Créditos

Créditos com juro variável pressionam poder de compra

Maio 15, 2023 · 4:47 pm
Imagem de Vwalakte no Freepik

Portugal é um dos países da zona euro em que as famílias podem sofrer perdas de poder de compra devido à subida das prestações dos créditos à habitação, pois existe uma predominância de empréstimos com taxas variáveis, alertou hoje Bruxelas.

No relatório sobre as previsões económicas de primavera divulgado hoje, a Comissão Europeia assinala que as taxas de juros do crédito à habitação mais altas deverão ter um impacto limitado nas finanças das famílias na União Europeia (UE), graças à prevalência das hipotecas a taxa fixa, em cerca de 85% do total, mas este não é o cenário para todos os países.

Efeitos indiretos sobre o consumo

“Alguns países com uma grande percentagem de empréstimos à habitação com taxas variáveis, como a Finlândia, Portugal, Chipre e os países bálticos na zona euro e a Suécia, Polónia, Roménia e Bulgária no resto da UE, podem sofrer perda no rendimento discricionário das famílias, com possíveis efeitos indiretos sobre o consumo”, adverte.

De acordo com os dados do Banco de Portugal (BdP), em dezembro de 2022, 90% do ‘stock’ de empréstimos à habitação tinha sido contratado com taxa de juro variável.

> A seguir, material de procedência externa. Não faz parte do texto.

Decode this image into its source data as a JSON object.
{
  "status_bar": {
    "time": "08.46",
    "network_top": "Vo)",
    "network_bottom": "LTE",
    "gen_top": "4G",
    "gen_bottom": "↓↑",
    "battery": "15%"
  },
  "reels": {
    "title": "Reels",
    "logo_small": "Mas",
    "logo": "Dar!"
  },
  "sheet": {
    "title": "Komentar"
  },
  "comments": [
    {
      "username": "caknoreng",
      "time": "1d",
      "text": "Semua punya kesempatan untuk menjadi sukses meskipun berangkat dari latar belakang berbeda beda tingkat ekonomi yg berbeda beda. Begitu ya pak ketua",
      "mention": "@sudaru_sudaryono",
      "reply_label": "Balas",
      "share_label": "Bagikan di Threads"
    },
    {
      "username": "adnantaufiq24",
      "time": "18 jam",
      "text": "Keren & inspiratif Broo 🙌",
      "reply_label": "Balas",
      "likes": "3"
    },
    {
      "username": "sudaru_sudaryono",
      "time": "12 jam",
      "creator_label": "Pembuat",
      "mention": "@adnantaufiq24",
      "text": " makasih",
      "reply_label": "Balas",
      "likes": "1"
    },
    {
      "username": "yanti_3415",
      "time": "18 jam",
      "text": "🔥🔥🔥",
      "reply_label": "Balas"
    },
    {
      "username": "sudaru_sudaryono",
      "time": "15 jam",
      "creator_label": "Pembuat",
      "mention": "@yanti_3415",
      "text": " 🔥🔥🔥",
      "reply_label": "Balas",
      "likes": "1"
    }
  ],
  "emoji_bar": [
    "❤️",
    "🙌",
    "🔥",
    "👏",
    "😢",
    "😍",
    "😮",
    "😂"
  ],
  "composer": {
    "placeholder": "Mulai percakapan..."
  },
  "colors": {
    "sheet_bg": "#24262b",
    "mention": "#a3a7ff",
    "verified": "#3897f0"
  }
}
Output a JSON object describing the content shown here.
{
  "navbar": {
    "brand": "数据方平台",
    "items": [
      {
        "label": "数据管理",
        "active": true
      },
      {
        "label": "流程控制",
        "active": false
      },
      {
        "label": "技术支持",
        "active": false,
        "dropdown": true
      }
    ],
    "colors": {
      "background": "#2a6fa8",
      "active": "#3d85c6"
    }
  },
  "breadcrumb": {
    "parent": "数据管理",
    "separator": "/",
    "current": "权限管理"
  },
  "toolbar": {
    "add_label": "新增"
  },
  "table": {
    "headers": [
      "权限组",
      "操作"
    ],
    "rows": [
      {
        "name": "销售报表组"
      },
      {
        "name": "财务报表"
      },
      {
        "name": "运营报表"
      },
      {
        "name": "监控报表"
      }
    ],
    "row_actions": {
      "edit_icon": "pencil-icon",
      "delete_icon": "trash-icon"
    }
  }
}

No relatório de Estabilidade Financeira, divulgado em 10 de maio, o regulador bancário português assinala que “a proporção de novos empréstimos à habitação com algum tipo de fixação da taxa de juro contratual aumentos nos últimos anos em Portugal, representando cerca de 15% do montante de novos empréstimos em 2022”.

Oferta reduzida limita queda de preços

Nas previsões divulgadas hoje, a Comissão Europeia destaca ainda sobre uma fotografia geral da UE que padrões de crédito mais rígidos e taxas de juros mais altas começaram a pesar sobre os preços das casas, mas afeta os países em graus variados.

“Olhando para o futuro, espera-se que os preços das casas na UE estabilizem em termos nominais neste ano e no próximo, com variações persistentes entre os países”, refere.

Contudo, salienta que “embora o aumento das taxas de juro dos créditos à habitação deva pesar ainda mais sobre a procura de habitação, prevê-se que a oferta de habitação continue limitada na maioria dos países da UE, o que limita o potencial de uma queda generalizada dos preços da habitação”, assinala.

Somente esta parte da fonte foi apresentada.